The greatest danger is not in the repetition of a prolonged confrontation between two superpowers, but in the ability of both parties to avoid sliding toward a hot war due to the careless attitude of their leaders.
And let us hope it does not become a hot war. Many do not even want to utter the word to prevent it from becoming a self-fulfilling prophecy, as if mentioning it could summon it. Although it does not resemble the first Cold War, the feud between Washington and Beijing, the military and verbal escalation around hegemony in Asia, and the polarization between democracy and authoritarianism have already established the notion among us.
John Lewis Gaddis, a history professor at Yale University and probably the greatest scholar of that period in history, has no doubts: “It’s no longer debatable that the United States and China, tacit allies during the last half of the last Cold War, are entering their own new cold war.”* He talks about this in Foreign Affairs, the most senior publication about international relations, which devotes its November issue to this new divided world, more dominated by gloom than by the relief of finally having located the enemy for the new era.
Henry Kissinger, the architect of the four-decade-long alliance with China, already warned about this danger 10 years ago, when he pointed out that “A cold war between the two countries would arrest progress for a generation on both sides of the Pacific”* (On China). For the time being, while relations between the two superpowers are about to become a zero-sum game, just as Kissinger feared, this is not the case yet for the supply chain, despite the tariffs that were imposed by Donald Trump and kept by Joe Biden.
Washington is not willing to abandon its interests and allies in Asia only to kindly surrender global hegemony to Beijing. Meanwhile, the Chinese regime has a clear strategy to become a superpower on par with the mid-century United States, with armed forces at the same level and a globalization project with a Chinese mold, distinct from Western civilization.

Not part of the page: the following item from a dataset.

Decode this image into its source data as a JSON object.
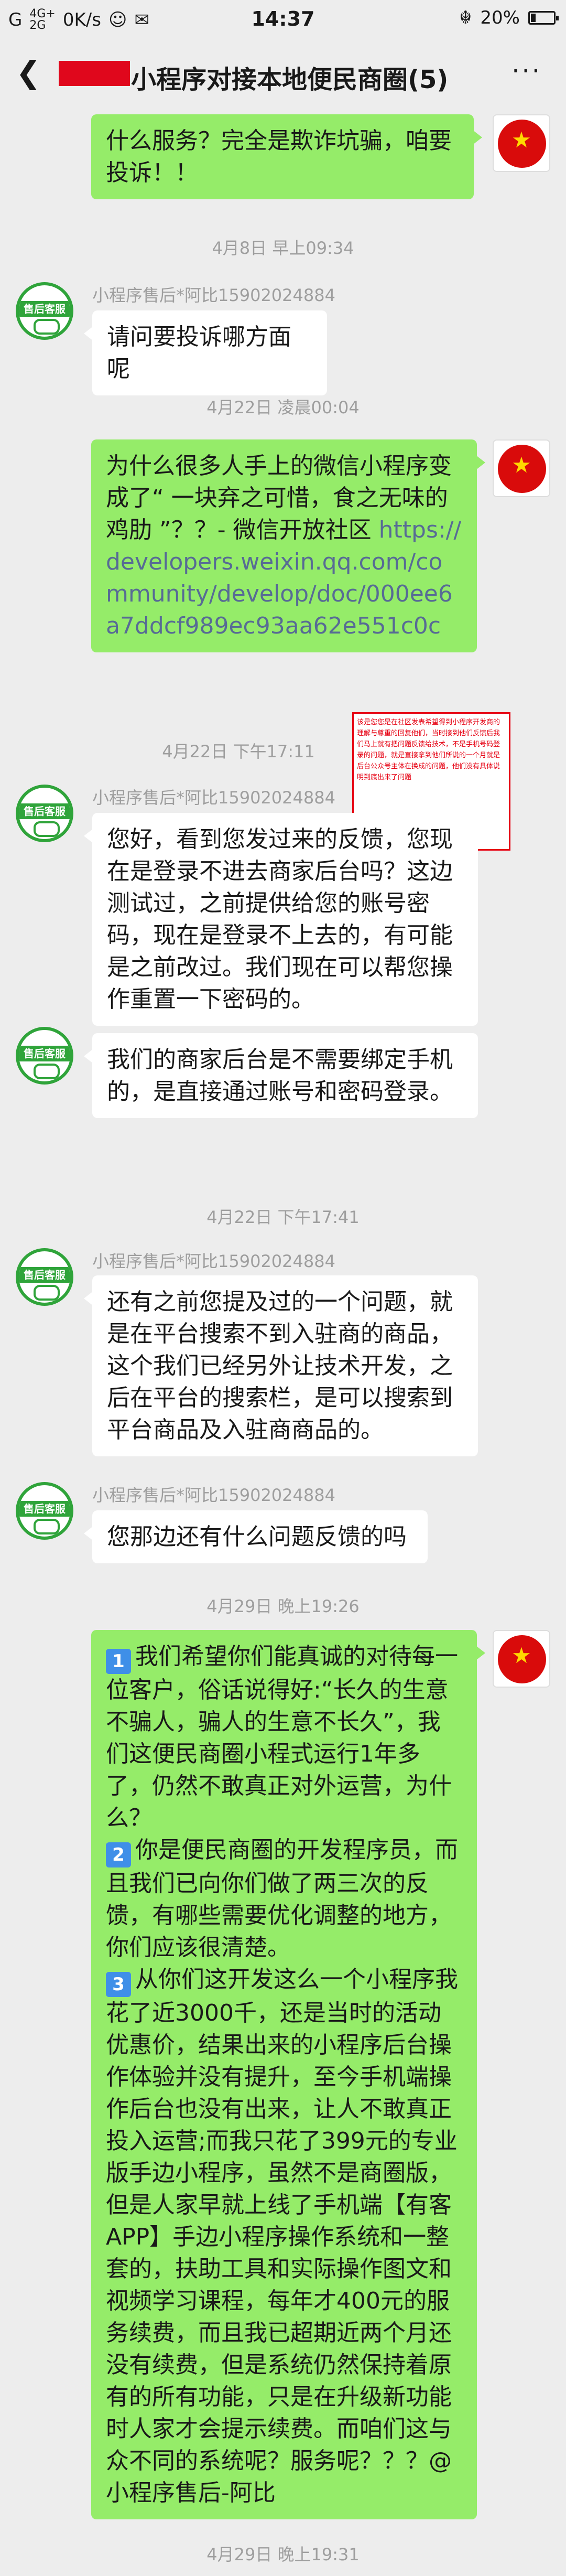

The greatest danger is not in the repetition of a prolonged confrontation between two superpowers with their own value systems and social patterns — as occurred between the United States and the Soviet Union — but in the ability of both parties to avoid sliding toward a hot war due to the careless attitude of leaders, as in World War I.
The arms race in Asia, China’s progress in artificial intelligence, the expansion of its nuclear arsenal, hypersonic missile testing and the growing scope of its armed forces — particularly the maritime wing — together with the prickly dispute regarding Taiwan’s status, are far from reassuring data.
It may not be a hot war exactly, but all that remains now is that somebody stumble across the label it deserves, as when George Orwell used it for the first time to refer to “a peace that is no peace” established between Washington and Moscow after 1945.
*Editor’s Note: These quotes, though accurately translated, could not be verified.